Search code examples
pythondataframedictionarymultiprocessing

multiprocessing python map


i have this task as function for the map function

def task(datetime):

    open_bool=False
    with suppress(Exception):
        offen_bool=IEX.open_at_time(offen_IEX,str(datetime), only_rth = True)
        if open_bool:
            return offen_bool

and this main function

if __name__ == '__main__':

    df=getTable()

    with Pool(10) as pool:
        print("pool Start")    
        data=pool.map(task,enumerate(df["Time"]))

I don't want to get the whole array with the length of the initial dataframe length.

I need a function that works like map but gives me just the data in the return statement.

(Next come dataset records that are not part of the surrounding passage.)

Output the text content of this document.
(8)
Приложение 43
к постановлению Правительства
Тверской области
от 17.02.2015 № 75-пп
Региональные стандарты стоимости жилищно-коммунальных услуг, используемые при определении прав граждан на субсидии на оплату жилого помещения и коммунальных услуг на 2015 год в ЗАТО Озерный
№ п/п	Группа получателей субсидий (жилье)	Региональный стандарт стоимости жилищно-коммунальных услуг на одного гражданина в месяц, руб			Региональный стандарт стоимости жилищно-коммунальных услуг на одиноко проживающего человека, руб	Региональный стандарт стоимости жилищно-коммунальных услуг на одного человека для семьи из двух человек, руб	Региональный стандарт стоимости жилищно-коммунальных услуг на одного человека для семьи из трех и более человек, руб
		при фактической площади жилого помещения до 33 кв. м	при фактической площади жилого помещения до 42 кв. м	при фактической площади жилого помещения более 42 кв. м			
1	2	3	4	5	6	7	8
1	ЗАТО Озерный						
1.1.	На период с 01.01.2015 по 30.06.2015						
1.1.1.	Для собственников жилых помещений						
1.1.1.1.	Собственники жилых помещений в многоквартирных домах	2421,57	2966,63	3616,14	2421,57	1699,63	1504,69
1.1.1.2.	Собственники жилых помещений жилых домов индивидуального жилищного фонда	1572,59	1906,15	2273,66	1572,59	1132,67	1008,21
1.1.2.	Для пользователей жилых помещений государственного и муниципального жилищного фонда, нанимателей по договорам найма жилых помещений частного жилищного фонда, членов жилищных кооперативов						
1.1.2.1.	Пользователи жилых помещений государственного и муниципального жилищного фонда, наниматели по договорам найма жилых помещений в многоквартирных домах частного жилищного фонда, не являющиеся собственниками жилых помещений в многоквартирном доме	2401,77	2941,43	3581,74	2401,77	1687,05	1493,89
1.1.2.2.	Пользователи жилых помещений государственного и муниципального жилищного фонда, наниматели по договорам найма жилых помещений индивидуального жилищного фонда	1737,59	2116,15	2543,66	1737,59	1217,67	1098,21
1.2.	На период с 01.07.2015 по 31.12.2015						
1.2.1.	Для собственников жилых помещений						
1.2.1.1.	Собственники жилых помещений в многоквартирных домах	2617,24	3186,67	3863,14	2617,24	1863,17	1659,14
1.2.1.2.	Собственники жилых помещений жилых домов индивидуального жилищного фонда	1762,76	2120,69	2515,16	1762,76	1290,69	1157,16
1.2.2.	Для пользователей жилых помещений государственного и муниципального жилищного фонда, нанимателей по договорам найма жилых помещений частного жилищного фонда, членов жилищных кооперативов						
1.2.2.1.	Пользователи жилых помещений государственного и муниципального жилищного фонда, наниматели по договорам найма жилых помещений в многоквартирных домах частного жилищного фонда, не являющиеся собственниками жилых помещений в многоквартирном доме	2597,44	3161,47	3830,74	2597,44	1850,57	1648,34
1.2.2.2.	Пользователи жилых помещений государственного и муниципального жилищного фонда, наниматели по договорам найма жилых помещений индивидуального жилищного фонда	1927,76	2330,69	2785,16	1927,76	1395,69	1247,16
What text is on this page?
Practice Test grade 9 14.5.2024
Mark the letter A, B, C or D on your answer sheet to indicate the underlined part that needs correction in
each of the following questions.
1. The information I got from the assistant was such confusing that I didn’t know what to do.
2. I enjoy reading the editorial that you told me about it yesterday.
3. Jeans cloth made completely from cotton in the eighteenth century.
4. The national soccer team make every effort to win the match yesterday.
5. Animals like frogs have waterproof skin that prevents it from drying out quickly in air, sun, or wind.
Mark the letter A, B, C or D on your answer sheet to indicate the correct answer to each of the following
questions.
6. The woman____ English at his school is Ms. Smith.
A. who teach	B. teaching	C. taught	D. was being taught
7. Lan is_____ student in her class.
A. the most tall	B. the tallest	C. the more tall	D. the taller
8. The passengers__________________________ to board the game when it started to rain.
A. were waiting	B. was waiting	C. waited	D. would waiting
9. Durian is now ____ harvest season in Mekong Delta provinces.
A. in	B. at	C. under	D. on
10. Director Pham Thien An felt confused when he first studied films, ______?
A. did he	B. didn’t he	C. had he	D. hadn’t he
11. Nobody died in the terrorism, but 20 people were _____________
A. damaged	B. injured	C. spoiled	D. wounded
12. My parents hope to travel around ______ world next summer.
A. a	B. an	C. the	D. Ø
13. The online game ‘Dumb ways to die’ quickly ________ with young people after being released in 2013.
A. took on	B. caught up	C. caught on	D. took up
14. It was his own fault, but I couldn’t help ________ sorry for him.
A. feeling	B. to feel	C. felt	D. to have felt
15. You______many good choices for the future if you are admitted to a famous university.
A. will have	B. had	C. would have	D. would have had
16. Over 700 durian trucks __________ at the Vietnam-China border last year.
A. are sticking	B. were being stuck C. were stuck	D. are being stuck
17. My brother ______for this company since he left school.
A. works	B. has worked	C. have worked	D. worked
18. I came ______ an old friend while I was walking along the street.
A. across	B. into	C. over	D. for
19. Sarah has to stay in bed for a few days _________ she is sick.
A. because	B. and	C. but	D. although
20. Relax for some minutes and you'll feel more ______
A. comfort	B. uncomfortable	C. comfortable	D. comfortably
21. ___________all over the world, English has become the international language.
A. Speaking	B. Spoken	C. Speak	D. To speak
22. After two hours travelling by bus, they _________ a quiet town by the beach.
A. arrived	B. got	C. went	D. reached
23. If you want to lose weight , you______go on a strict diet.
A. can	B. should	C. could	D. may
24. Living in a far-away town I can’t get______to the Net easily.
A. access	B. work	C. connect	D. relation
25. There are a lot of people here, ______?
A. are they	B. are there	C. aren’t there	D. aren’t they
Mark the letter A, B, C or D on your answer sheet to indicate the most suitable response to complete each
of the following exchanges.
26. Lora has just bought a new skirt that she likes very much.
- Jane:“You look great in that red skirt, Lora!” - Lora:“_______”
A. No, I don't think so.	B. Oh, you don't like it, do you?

This multiprocessing thing is new to me, so I need a simple solution. In fact, I am glad that this just works.


Solution

  • First, if you are passing as the iterable to pool.map the expression enumerate(df["Time"]), then the actual argument to the worker function task will be a tuple consisting an index and a datetime value. So you should could declare the argument of work to be a tuple and unpack it:

    def task(tpl):
        index, datetime = tpl
        ...
    

    Alternatively, use method multiprocessing.Pool.starmap as is being done below. You should then arrange for work to always return a tuple consisting of the passed index and either True or False according to whether it is an index you wish to have in your final result. For example:

    from multiprocessing import Pool
    import pandas as pd
    
    def task(index, datetime):
        """
        open_bool=False
        with suppress(Exception):
            offen_bool=IEX.open_at_time(offen_IEX,str(datetime), only_rth = True)
            if open_bool:
                return offen_bool
        """
        # For demo purposes, we are only interested in odd datetime values
        # Return a tuple: (index, True/False value)
        return index, datetime % 2 == 1
    
    if __name__ == '__main__':
    
        #df=getTable()
        df = pd.DataFrame({'Time': [9, 8, 16, 10, 31, 1]})
    
        with Pool(10) as pool:
            print("pool Start")
            true_indices = list(
                tpl[0] for tpl in pool.starmap(task, enumerate(df["Time"]))
                if tpl[1]
                )
            print(true_indices)
    

    Prints:

    pool Start
    [0, 4, 5]